While appreciating the key achievements made by Dryland Cereals against the enormous scope of the program involving four crops in different systems with different constraints, Prof. Peter Langridge, University of Adelaide, Australia and Chair, Steering and Advisory Committee for Dryland Cereals, emphasized that the four dryland cereal crops are critical for the target countries, and that focus on their research would continue.
Dr Ylva Hillbur, Deputy Director General, International Institute of Tropical Agriculture (IITA) – one of the four participating centers of Grain Legumes, underlined the importance of strong partnerships and networks established under the program.
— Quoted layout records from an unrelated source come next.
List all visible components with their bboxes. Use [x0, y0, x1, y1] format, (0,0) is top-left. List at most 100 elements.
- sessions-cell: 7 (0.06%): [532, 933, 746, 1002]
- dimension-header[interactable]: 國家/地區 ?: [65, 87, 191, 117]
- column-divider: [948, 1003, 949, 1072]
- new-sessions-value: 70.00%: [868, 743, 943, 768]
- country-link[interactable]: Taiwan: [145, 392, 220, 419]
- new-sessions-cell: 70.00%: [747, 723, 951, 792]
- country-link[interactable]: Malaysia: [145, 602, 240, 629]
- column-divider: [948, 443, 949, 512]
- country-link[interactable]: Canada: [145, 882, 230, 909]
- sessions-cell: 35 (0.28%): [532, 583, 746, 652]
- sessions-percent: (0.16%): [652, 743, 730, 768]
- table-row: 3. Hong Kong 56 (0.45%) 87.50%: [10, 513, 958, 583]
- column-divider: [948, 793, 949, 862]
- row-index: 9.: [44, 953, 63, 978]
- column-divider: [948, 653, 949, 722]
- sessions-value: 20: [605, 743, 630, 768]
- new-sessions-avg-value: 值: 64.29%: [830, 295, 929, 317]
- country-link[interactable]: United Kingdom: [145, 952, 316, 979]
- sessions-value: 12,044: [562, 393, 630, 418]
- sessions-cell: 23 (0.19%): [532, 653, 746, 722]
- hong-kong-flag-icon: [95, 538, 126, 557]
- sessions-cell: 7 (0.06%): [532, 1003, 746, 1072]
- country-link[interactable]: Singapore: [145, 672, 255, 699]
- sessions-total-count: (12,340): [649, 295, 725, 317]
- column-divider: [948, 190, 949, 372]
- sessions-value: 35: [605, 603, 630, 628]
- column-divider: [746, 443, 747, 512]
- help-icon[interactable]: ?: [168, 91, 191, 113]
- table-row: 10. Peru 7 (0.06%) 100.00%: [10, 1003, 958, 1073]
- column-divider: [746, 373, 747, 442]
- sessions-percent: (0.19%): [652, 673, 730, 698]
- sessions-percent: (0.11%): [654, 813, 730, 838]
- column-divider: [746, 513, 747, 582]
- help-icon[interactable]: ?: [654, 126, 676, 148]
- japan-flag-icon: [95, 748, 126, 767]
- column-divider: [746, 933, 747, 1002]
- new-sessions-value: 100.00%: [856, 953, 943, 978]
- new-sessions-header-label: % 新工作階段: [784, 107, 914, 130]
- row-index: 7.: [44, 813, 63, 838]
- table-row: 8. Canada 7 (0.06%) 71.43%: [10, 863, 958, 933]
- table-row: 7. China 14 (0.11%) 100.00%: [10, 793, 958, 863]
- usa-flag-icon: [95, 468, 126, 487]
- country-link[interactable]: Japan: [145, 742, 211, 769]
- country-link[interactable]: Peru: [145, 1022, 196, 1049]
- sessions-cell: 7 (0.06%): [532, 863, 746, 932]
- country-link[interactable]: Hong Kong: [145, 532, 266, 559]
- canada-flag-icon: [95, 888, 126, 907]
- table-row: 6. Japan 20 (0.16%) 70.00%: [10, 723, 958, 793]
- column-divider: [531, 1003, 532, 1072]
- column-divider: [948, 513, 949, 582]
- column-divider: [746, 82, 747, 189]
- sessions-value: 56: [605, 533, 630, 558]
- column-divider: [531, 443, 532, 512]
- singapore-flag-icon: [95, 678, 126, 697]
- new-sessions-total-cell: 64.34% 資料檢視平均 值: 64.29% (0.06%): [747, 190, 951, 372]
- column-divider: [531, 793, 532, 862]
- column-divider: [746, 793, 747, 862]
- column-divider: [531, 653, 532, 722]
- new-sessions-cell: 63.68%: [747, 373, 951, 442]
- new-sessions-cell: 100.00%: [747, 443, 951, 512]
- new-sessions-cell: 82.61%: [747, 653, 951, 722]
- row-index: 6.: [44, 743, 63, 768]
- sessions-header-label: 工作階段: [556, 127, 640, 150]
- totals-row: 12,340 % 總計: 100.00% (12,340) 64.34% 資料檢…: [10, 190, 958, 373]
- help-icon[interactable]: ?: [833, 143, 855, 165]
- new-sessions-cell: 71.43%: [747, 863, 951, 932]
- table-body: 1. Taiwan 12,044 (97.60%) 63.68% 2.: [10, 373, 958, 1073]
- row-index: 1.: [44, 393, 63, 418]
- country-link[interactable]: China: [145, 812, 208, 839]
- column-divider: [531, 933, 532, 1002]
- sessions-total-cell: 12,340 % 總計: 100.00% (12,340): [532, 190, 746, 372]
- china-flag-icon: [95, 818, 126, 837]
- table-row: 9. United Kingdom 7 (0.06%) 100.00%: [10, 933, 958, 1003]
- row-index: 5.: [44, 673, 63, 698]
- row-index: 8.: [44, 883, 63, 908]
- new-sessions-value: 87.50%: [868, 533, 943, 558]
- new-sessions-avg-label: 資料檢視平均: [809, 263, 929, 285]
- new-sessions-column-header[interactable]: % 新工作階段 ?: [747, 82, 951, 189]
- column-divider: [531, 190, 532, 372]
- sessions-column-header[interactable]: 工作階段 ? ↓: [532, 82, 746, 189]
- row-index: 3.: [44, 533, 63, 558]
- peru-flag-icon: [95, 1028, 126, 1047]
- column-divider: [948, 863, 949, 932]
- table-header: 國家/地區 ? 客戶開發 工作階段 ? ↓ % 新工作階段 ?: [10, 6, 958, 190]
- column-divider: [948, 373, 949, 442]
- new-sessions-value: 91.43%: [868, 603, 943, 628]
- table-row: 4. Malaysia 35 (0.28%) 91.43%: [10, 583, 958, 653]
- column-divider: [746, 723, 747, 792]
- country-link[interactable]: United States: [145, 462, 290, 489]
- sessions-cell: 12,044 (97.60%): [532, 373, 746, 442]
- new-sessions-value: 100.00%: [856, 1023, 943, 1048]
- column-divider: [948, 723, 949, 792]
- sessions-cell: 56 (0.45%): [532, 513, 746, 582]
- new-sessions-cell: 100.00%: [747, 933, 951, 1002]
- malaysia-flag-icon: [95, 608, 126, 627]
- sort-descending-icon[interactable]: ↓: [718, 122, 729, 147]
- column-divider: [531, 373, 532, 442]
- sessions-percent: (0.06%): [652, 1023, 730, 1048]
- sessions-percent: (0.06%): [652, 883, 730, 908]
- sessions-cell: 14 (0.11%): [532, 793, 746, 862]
She said these partnerships and networks would provide a strong basis for future collaboration for more impactful research in the areas of dryland cereals and grain legumes.
Dr Steve Beebe, Program Leader, Agrobiodiversity Research Area, Bean Program, International Center for Tropical Agriculture (CIAT), recalled the conceptualization of the game-changing product lines for Grain Legumes in the original proposal. He was proud that the team accepted and tackled the challenge of addressing abiotic stress that was the primary cause for stunting the legume yields in the target regions.
Dr Michael Baum, Director, Biodiversity and Integrated Gene Management Program, International Center for Agricultural Research in the Dry Areas (ICARDA), explained how ICARDA’s decentralization plans aligned effectively with the two CRPs. He also highlighted some of the key achievements in Grain Legumes and Dryland Cereals. The partnerships with private sector industry to learn and understand the malting barley industry helped the barley research in Dryland Cereals. Similarly, re-establishment of faba bean in Egypt and expansion of rice-lentil fallows in Bangladesh and India by developing early maturing lentil varieties are some examples of impacts for Grain Legumes.
Over the three days, the coordinators of the 15 game-changing product lines of Dryland Cereals and Grain Legumes presented the progress in their areas of research. A poster session with about 81 posters highlighted the scientific achievements of the programs. All presentations and posters can be accessed at: http://grainlegumes.cgiar.org/grain-legumes-review-meeting/
The CGIAR Research Program on Grain Legumes is a partnership among four CGIAR Research Institutes: ICRISAT (lead center), CIAT, ICARDA, and IITA, along with several public and private institutes and organizations, governments and farmers worldwide. The program focuses on improving the productivity and consumption of eight priority grain legume crops — chickpea, cowpea, common bean, faba bean, groundnut, lentil, pigeonpea, and soybean that are primarily grown by smallholder farmers in South and Southeast Asia, sub-Saharan Africa, Central and Western Asia, North Africa, and Latin America and the Caribbean.
The CGIAR Research Program on Dryland Cereals is a partnership between two members of CGIAR — ICRISAT (lead center) and ICARDA, along with a number of public and private institutes and organizations, governments, and farmers globally. The program focuses on improving four dryland cereal crops including barley, finger millet, pearl millet, and sorghum in the dryland regions of Africa and Asia.
We would like to thank all donors who supported this research through their contributions to the CGIAR Fund.
CGIAR (www.cgiar.org) is a global research partnership for a food-secure future. CGIAR science is dedicated to reducing poverty, enhancing food and nutrition security, and improving natural resources and ecosystem services. Its research is carried out by 15 CGIAR Centers in close collaboration with hundreds of partners, including national and regional research institutes, civil society organizations, academia, development organizations and the private sector.